9

Whether in C or C++, I think that this illegal program, whose behavior according to the C or C++ standard is undefined, is interesting:

#include <stdio.h>

int foo() {
    int a;
    const int b = a;
    a = 555;
    return b;
}

void bar() {
    int x = 123;
    int y = 456;
}

int main() {
    bar();
    const int n1 = foo();
    const int n2 = foo();
    const int n3 = foo();
    printf("%d %d %d\n", n1, n2, n3);
    return 0;
}

Output on my machine (after compilation without optimization):

123 555 555

I think that this illegal program is interesting because it illustrates stack mechanics, because the very reason one uses C or C++ (instead of, say, Java) is to program close to the hardware, close to stack mechanics and the like.
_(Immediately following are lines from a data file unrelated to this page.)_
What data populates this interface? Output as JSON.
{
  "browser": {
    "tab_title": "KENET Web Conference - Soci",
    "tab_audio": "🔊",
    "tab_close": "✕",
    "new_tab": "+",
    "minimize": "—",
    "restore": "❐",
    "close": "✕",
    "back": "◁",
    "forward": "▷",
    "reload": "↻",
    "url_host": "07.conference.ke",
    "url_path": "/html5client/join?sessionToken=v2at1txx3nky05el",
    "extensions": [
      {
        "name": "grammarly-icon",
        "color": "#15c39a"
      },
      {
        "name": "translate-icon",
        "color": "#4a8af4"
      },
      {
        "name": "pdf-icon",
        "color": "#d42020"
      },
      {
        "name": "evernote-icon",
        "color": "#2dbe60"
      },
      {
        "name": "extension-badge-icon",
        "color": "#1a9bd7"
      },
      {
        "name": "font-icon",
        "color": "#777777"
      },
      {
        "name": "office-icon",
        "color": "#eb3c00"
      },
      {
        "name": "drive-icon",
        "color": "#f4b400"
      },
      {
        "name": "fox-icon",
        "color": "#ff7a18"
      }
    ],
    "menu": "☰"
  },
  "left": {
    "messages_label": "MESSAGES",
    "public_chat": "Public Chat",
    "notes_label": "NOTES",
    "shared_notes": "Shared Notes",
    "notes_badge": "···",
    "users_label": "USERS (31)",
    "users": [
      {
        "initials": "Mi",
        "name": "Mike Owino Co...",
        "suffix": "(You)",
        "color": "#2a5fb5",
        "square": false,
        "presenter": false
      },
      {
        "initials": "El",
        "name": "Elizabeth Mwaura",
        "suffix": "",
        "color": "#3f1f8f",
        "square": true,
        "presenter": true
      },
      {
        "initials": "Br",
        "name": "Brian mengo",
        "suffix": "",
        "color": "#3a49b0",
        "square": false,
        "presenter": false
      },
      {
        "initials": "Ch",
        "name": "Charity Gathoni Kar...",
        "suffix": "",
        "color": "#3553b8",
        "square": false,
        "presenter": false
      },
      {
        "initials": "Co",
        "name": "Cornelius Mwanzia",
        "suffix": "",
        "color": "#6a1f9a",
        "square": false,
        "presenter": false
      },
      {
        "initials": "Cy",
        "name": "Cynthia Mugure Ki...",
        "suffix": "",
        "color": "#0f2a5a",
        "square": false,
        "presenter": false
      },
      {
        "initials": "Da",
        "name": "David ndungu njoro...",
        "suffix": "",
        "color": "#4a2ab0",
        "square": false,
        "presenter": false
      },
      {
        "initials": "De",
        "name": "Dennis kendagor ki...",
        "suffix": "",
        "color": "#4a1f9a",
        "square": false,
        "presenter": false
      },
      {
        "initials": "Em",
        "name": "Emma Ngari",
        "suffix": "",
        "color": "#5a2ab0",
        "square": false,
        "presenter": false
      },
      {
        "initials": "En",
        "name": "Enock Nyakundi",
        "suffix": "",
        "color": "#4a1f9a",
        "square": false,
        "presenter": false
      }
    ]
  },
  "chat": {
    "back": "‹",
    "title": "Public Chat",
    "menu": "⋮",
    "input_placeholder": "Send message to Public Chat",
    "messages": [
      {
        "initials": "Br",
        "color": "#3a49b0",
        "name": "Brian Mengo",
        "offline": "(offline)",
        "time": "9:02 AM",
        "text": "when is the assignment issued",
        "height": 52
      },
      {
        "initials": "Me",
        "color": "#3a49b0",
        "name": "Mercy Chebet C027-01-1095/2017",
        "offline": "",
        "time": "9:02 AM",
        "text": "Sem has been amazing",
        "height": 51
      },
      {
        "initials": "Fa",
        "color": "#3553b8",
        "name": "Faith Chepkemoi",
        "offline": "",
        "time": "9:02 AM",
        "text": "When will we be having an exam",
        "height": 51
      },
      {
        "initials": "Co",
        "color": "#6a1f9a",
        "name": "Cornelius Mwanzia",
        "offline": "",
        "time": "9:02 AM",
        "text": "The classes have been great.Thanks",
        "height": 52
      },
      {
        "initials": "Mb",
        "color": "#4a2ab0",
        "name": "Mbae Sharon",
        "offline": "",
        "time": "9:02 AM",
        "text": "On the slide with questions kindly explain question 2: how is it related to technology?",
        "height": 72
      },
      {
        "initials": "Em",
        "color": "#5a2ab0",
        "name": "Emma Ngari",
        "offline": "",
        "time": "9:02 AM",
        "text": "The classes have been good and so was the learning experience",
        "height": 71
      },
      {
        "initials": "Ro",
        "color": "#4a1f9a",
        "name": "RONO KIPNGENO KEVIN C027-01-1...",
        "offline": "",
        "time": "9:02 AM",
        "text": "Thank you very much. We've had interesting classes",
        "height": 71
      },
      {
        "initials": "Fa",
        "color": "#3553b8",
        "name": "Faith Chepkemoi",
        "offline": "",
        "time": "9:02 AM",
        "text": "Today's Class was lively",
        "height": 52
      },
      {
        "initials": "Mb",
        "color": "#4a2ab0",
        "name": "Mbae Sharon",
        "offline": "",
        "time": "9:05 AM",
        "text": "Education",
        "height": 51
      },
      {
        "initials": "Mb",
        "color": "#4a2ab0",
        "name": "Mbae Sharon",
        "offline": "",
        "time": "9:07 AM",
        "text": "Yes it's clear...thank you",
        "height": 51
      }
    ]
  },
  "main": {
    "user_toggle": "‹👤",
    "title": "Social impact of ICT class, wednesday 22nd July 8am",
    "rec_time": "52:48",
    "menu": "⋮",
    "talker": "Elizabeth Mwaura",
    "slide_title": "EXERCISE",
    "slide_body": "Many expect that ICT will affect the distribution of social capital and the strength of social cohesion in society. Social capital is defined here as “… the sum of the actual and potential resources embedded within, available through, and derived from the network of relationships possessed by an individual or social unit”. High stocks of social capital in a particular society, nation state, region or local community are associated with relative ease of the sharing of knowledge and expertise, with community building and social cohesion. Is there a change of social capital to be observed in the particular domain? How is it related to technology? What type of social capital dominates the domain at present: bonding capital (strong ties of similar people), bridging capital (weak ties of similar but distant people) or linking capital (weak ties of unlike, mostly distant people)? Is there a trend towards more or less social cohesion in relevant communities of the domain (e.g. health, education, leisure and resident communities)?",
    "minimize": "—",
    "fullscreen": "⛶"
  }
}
However, on StackOverflow, when a questioner's code inadvertently reads from uninitialized storage, the most heavily upvoted answers invariably quote the C or C++ (especially C++) standard to the effect that the behavior is undefined. This is true, of course, as far as the standard goes—the behavior is indeed undefined—but it is curious that alternate answers that try, from a hardware or stack-mechanical perspective, to investigate why a specific undefined behavior (such as the output above) might have occurred, are rare and tend to be ignored.

I even remember one answer that suggested that undefined behavior could include reformatting my hard drive. I didn't worry too much about that, though, before running the program above.

My question is this: Why is it more important to teach readers merely that behavior is undefined in C or C++, than it is to understand the undefined behavior? I mean, if the reader understood the undefined behavior, then would he not be the more likely to avoid it?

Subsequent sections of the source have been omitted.